For more information, please see the AP story published here in the Houston Chronicle.
As those of you who have previously following this blog know, I sincerely object to the death penalty in all cases. I also believe that the execution of an inmate who is choosing to go to his own execution before completing his appeals is no less abhorrent than a State-scheduled execution.
Typically, before an inmate is executed, he or she is held in a solitary cell for 23 hours a day for years. Death row inmates are usually kept on a strict suicide watch. These suicide watches are part of the reason why I am convinced the State does not want "justice" through an execution but rather desires revenge or retribution. A State will put an inmate on suicide watch so that the inmate does not take his or her own life, but the instant the appeals are over, the State will be more than happy to do the job itself. In fact, during the last few days of a condemned individual's life, the suicide watches are increased so that the condemned cannot jump the gun and ruin the State's show. That says to me that the State wants to make sure people watch the inmate suffer and die; that the State wants to make sure the public knows that it is the decider, and it gets to decide fate.

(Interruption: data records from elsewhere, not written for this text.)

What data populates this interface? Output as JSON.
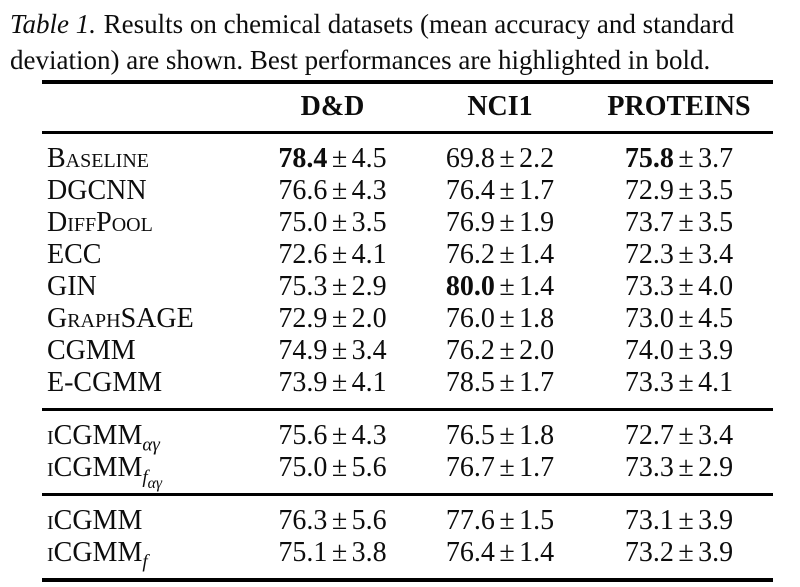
{
  "caption": {
    "label": "Table 1.",
    "line1": "Results on chemical datasets (mean accuracy and standard",
    "line2": "deviation) are shown. Best performances are highlighted in bold."
  },
  "table": {
    "pm": "±",
    "columns": [
      "",
      "D&D",
      "NCI1",
      "PROTEINS"
    ],
    "groups": [
      {
        "rows": [
          {
            "model": {
              "name": "Baseline",
              "sub": "",
              "subsub": ""
            },
            "cells": [
              {
                "mean": "78.4",
                "std": "4.5",
                "bold": true
              },
              {
                "mean": "69.8",
                "std": "2.2",
                "bold": false
              },
              {
                "mean": "75.8",
                "std": "3.7",
                "bold": true
              }
            ]
          },
          {
            "model": {
              "name": "DGCNN",
              "sub": "",
              "subsub": ""
            },
            "cells": [
              {
                "mean": "76.6",
                "std": "4.3",
                "bold": false
              },
              {
                "mean": "76.4",
                "std": "1.7",
                "bold": false
              },
              {
                "mean": "72.9",
                "std": "3.5",
                "bold": false
              }
            ]
          },
          {
            "model": {
              "name": "DiffPool",
              "sub": "",
              "subsub": ""
            },
            "cells": [
              {
                "mean": "75.0",
                "std": "3.5",
                "bold": false
              },
              {
                "mean": "76.9",
                "std": "1.9",
                "bold": false
              },
              {
                "mean": "73.7",
                "std": "3.5",
                "bold": false
              }
            ]
          },
          {
            "model": {
              "name": "ECC",
              "sub": "",
              "subsub": ""
            },
            "cells": [
              {
                "mean": "72.6",
                "std": "4.1",
                "bold": false
              },
              {
                "mean": "76.2",
                "std": "1.4",
                "bold": false
              },
              {
                "mean": "72.3",
                "std": "3.4",
                "bold": false
              }
            ]
          },
          {
            "model": {
              "name": "GIN",
              "sub": "",
              "subsub": ""
            },
            "cells": [
              {
                "mean": "75.3",
                "std": "2.9",
                "bold": false
              },
              {
                "mean": "80.0",
                "std": "1.4",
                "bold": true
              },
              {
                "mean": "73.3",
                "std": "4.0",
                "bold": false
              }
            ]
          },
          {
            "model": {
              "name": "GraphSAGE",
              "sub": "",
              "subsub": ""
            },
            "cells": [
              {
                "mean": "72.9",
                "std": "2.0",
                "bold": false
              },
              {
                "mean": "76.0",
                "std": "1.8",
                "bold": false
              },
              {
                "mean": "73.0",
                "std": "4.5",
                "bold": false
              }
            ]
          },
          {
            "model": {
              "name": "CGMM",
              "sub": "",
              "subsub": ""
            },
            "cells": [
              {
                "mean": "74.9",
                "std": "3.4",
                "bold": false
              },
              {
                "mean": "76.2",
                "std": "2.0",
                "bold": false
              },
              {
                "mean": "74.0",
                "std": "3.9",
                "bold": false
              }
            ]
          },
          {
            "model": {
              "name": "E-CGMM",
              "sub": "",
              "subsub": ""
            },
            "cells": [
              {
                "mean": "73.9",
                "std": "4.1",
                "bold": false
              },
              {
                "mean": "78.5",
                "std": "1.7",
                "bold": false
              },
              {
                "mean": "73.3",
                "std": "4.1",
                "bold": false
              }
            ]
          }
        ]
      },
      {
        "rows": [
          {
            "model": {
              "name": "iCGMM",
              "sub": "αγ",
              "subsub": ""
            },
            "cells": [
              {
                "mean": "75.6",
                "std": "4.3",
                "bold": false
              },
              {
                "mean": "76.5",
                "std": "1.8",
                "bold": false
              },
              {
                "mean": "72.7",
                "std": "3.4",
                "bold": false
              }
            ]
          },
          {
            "model": {
              "name": "iCGMM",
              "sub": "f",
              "subsub": "αγ"
            },
            "cells": [
              {
                "mean": "75.0",
                "std": "5.6",
                "bold": false
              },
              {
                "mean": "76.7",
                "std": "1.7",
                "bold": false
              },
              {
                "mean": "73.3",
                "std": "2.9",
                "bold": false
              }
            ]
          }
        ]
      },
      {
        "rows": [
          {
            "model": {
              "name": "iCGMM",
              "sub": "",
              "subsub": ""
            },
            "cells": [
              {
                "mean": "76.3",
                "std": "5.6",
                "bold": false
              },
              {
                "mean": "77.6",
                "std": "1.5",
                "bold": false
              },
              {
                "mean": "73.1",
                "std": "3.9",
                "bold": false
              }
            ]
          },
          {
            "model": {
              "name": "iCGMM",
              "sub": "f",
              "subsub": ""
            },
            "cells": [
              {
                "mean": "75.1",
                "std": "3.8",
                "bold": false
              },
              {
                "mean": "76.4",
                "std": "1.4",
                "bold": false
              },
              {
                "mean": "73.2",
                "std": "3.9",
                "bold": false
              }
            ]
          }
        ]
      }
    ]
  }
}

I do not encourage suicide. I'm not sure who does; but if the State's goal is the death of the convicted, why not let them end their own suffering? And, query: if an individual is not afraid of death, does execution have any power over him? Maybe, maybe not. Of course, these are just questions for contemplation. I despise the idea of a condemned individual losing all hope and wanting to die, but at the same time, I can understand why they might want to. Perhaps it is wrong of me to think, but death does not scare me as it does some people. It is part of the cycle of life. I just don't think our deaths should be chosen for us - in any circumstances.
Tuesday, July 10, 2007
As some of you may recall (although it was not posted here), 6 months ago Maryland's highest court ordered a halt to executions in Maryland based on its opinion that the lethal injection process was not being properly adopted. Since then, the Governor of Maryland, Martin O'Malley, has refused to reinstate them. Now, according to the Washington Post, O'Malley's office has stated that it may not issue new regulations until the Maryland legislature reconvenes in January.
O'Malley unsuccessfully tried to get the legislature to repeal the death penalty earlier this year. He opposes the death penalty and would like to give the legislature a second change to repeal the law. This has angered prosecutors and other prominent individuals in Maryland.
I strongly encourage those of you in Maryland who support abolition to contact your representatives (repeatedly if necessary) to encourage them to support a repeal of the death penalty laws in Maryland. Better yet, tell your friends to join you. The more constituents who express their support for this repeal, the more likely a representatives opinion may sway. Go get 'em!